Marcel part explorer Stahlstadt abandonnée de tous. Dans une pièce secrète, il retrouve le cadavre de Schultze congelé par le
gaz échappé de l'un de ses obus. Le jeune homme réalise que le tyran écrivait une lettre dans laquelle il ordonnait une attaque
rapide et destructrice contre France-Ville :
« Il me faut une Pompéi moderne, et que ce soit en même temps l'effroi et l'étonnement du monde entier. Mes ordres bien
exécutés rendent ce résultat inévitable. Vous m'expédierez les cadavres du docteur Sarrasin et de Marcel Bruckmann. Je
veux les voir et les avoir. » (p. 230)
Au final, le récit se termine sur un deus ex machina classique ; « la fatalité », la main invisible, « la justice de Dieu
» dira le docteur Sarrasin, punit la perfidie. Cette conclusion pacifique, teintée d'une justice spirituelle qui ne remet pas en cause
l'opposition naturelle entre les deux cultures ennemies, latine et germanique, met définitivement en lumière la guerre des pensées
qui opposait les deux cités :
« Ah ! pourquoi cet homme aux facultés puissantes s'était-il constitué notre ennemi ? Pourquoi surtout n'a-t-il pas mis ses
rares qualités intellectuelles au service du bien ? Que de forces perdues dont l'emploi eût été utile, si l'on avait pu les
associer avec les nôtres et leur donner un but commun ! » (p. 232)
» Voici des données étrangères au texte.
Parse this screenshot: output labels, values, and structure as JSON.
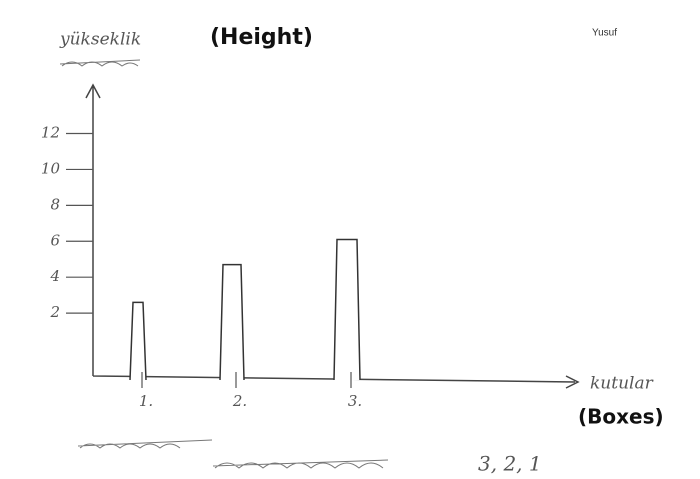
{
  "chart_data": {
    "type": "bar",
    "title": "(Height)",
    "author": "Yusuf",
    "y_axis_label": "yükseklik",
    "x_axis_label": "kutular",
    "x_axis_translation": "(Boxes)",
    "categories": [
      "1.",
      "2.",
      "3."
    ],
    "values": [
      2.6,
      4.7,
      6.1
    ],
    "color": "#ffffff",
    "ylim": [
      -1.5,
      14.7
    ],
    "yticks": [
      2,
      4,
      6,
      8,
      10,
      12
    ],
    "annotation": "3, 2, 1"
  }
}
De fait, la pensée maladive (allemande) a été éradiquée ; il n'y a donc aucune raison de détruire Stahlstadt ; le
problème n'étant pas l'organe mais l'utilisation qui en était faite. Les protagonistes projettent alors de remettre à flots
Stahlstadt, parce qu'il serait dommage de gâcher un tel endroit :
« C'est une grande erreur, et vous tomberez d'accord avec moi, je l'espère, qu'il faut au contraire sauver de cet immense naufrage tout
ce qui peut servir au bien de l'humanité. […]
[…] nous aurons, dans Stahlstadt ressuscitée, un arsenal d'instruments tel que personne au monde ne pensera plus désormais à
nous attaquer ! Et, comme, en même temps, nous serons les plus forts, nous tâcherons d'être aussi le plus justes, nous ferons aimer
les bienfaits de la paix et de la justice. » (p. 234)
Les protagonistes principaux de France-Ville se déclarent garants de la justice et du bien. En s'appropriant la cité du Mal, ils peuvent,
par leur inclinaison d'esprit, la transformer en cité du bien. Cette dernière astuce achève le récit sur une conclusion
spiritualiste teintée de positivisme qui ressemble fort à un argument d'autorité employé par les contempteurs d'une foi aveugle
en une humanité dirigée par la raison. Quant à savoir en quoi sera transformée l'ancienne cité du mal, le roman reste
extrêmement vague, quoiqu'il renoue avec des arguments pragmatique et utilitariste :
« La Cité de l'Acier n'était qu'une usine formidable, qu'un engin de destruction redouté sous la main de fer de Herr Schultze ;
mais, grâce à Marcel Bruckmann, sa liquidation s'est opérée sans encombre pour personne, et Stahlstadt est devenue un centre de
production incomparable pour toutes les industries utiles. » (p. 239)
Bibliographie :
• Jules Verne, Les 500 millions de la Bégum, Lausanne, Editions Rencontre, sd (1879).
• « Bulletin de la Société Jules Verne », n°169-170, mars-juin 2009.
(1). « Richardson, Laurie, Verne : les trois auteurs des Cinq cents millions de la Bégum », in Bulletin de la Société
Jules Verne, n°169-170, mars-juin 2009, pp.35-38.